MIRI Information


 

 

In 2015, we put together a series of blog posts about our past accomplishments, our plans for the future, and our general research methodology. We also followed up with an overview post in 2016 on “Why AI Safety?”. This page summarizes the main topics we wrote about, with links to fuller discussions:


1. Why AI Safety?

An introduction to AI safety research, highlighting the distinguishing features of our research methodology (in contrast to the methodologies of other research groups) and our goals for the wider field.


2. An Astounding Year

AI risk is becoming a major topic of discussion. After a January conference bringing academic and industry AI leaders together with MIRI and related organizations, we’ve seen the first long-term AI safety grants competition, and the first safety and ethics sessions at AAAI, IJCAI, and NIPS. Meanwhile, MIRI has published its technical agenda and run a series of workshops, allowing us to identify several promising potential hires and an array of open problems for them to work on. This puts us in an excellent position to expand.


3. Four Background Claims

Four core claims underlie MIRI’s concerns about long-term AI risk: that humans are generally intelligent (but present-day AI systems are not), that AI systems could become much more intelligent than humans, that smarter-than-human AI systems would likely have a dominant advantage over humans, and that such systems would not be beneficial by default.


4. MIRI’s Approach

MIRI specializes in technical problems related to making smarter-than-human de novo AI software systems robust and beneficial. Since these problems are large and complex, we attempt to factorize them and ask “What parts of the problem would we still be unable to solve even if the challenge was far simpler?” In the past, building mathematical models in simplified settings has been useful for laying theoretical foundations under research programs decades before practical algorithms were available.


5. When AI Accelerates AI

The previous two posts argued that AI safety is critically important, and that we are likely to be able to make early technical progress. This post lays out a few additional reasons to get started early: plausible scenarios in which rates of AI progress accelerate or are otherwise unpredictable.

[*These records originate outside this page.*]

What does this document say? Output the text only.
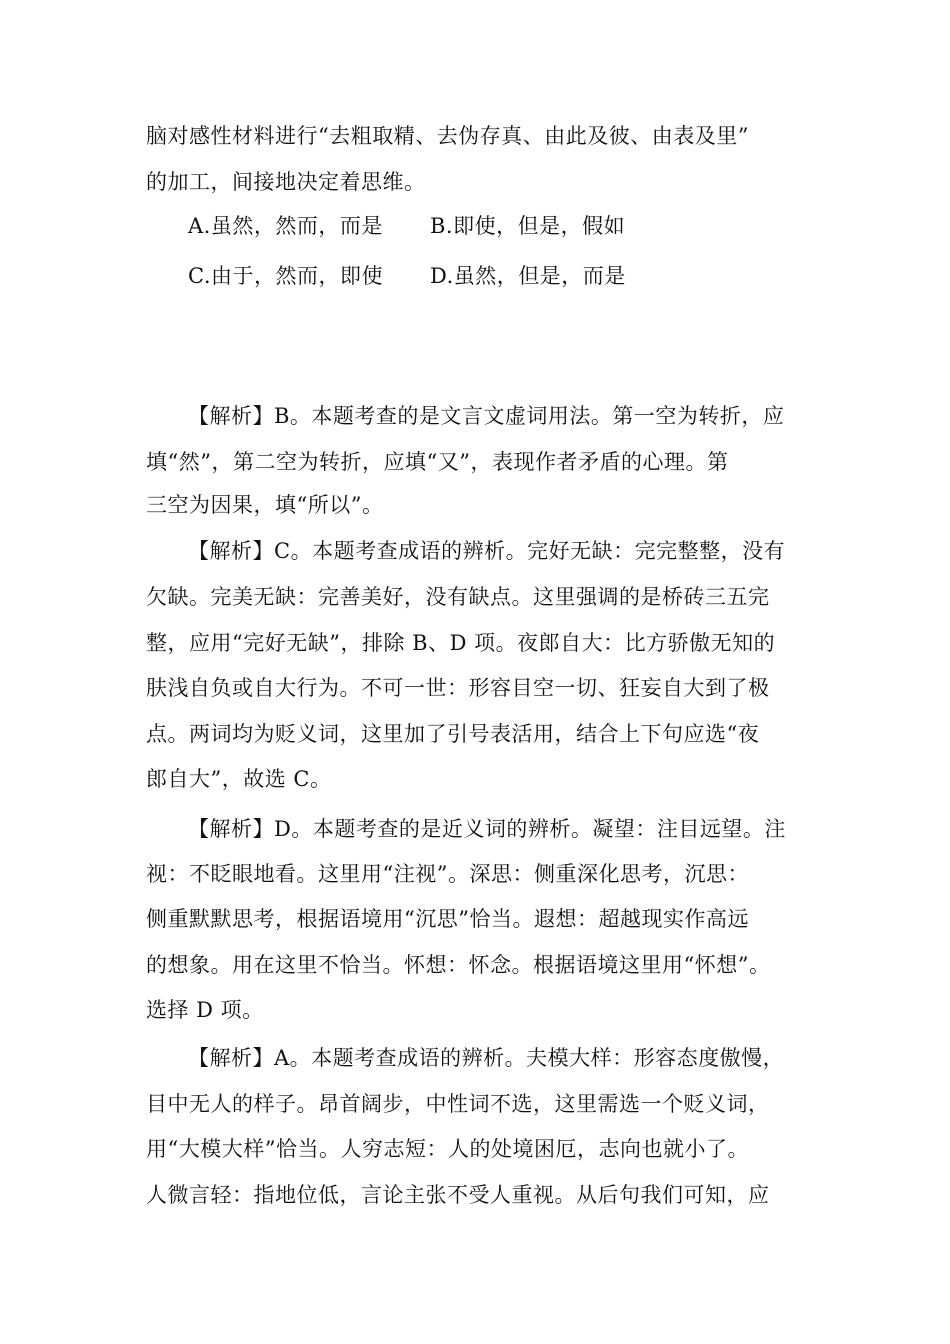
脑对感性材料进行“去粗取精、去伪存真、由此及彼、由表及里”
的加工，间接地决定着思维。
A.虽然，然而，而是 B.即使，但是，假如
C.由于，然而，即使 D.虽然，但是，而是
【解析】B。本题考查的是文言文虚词用法。第一空为转折，应
填“然”，第二空为转折，应填“又”，表现作者矛盾的心理。第
三空为因果，填“所以”。
【解析】C。本题考查成语的辨析。完好无缺：完完整整，没有
欠缺。完美无缺：完善美好，没有缺点。这里强调的是桥砖三五完
整，应用“完好无缺”，排除 B、D 项。夜郎自大：比方骄傲无知的
肤浅自负或自大行为。不可一世：形容目空一切、狂妄自大到了极
点。两词均为贬义词，这里加了引号表活用，结合上下句应选“夜
郎自大”，故选 C。
【解析】D。本题考查的是近义词的辨析。凝望：注目远望。注
视：不眨眼地看。这里用“注视”。深思：侧重深化思考，沉思：
侧重默默思考，根据语境用“沉思”恰当。遐想：超越现实作高远
的想象。用在这里不恰当。怀想：怀念。根据语境这里用“怀想”。
选择 D 项。
【解析】A。本题考查成语的辨析。夫模大样：形容态度傲慢，
目中无人的样子。昂首阔步，中性词不选，这里需选一个贬义词，
用“大模大样”恰当。人穷志短：人的处境困厄，志向也就小了。
人微言轻：指地位低，言论主张不受人重视。从后句我们可知，应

6. Assessing Our Past and Potential Impact

How can someone who lacks the technical knowledge to directly assess our research agenda and other recent publications evaluate MIRI’s ability to make important technical progress and grow the field?


7. What Sets MIRI Apart?

What can MIRI do that other teams can’t? Why support us when there are so many larger industry groups doing AI research? In short, because we’re doing foundational AI alignment research that nobody else is doing yet.


8. AI and Effective Altruism

MIRI focuses on long-run AI risk because we consider catastrophic risk scenarios probable, and because we believe the most important and tractable lines of research are currently neglected. This basic perspective has close parallels to ideas promoted by the burgeoning effective altruism community.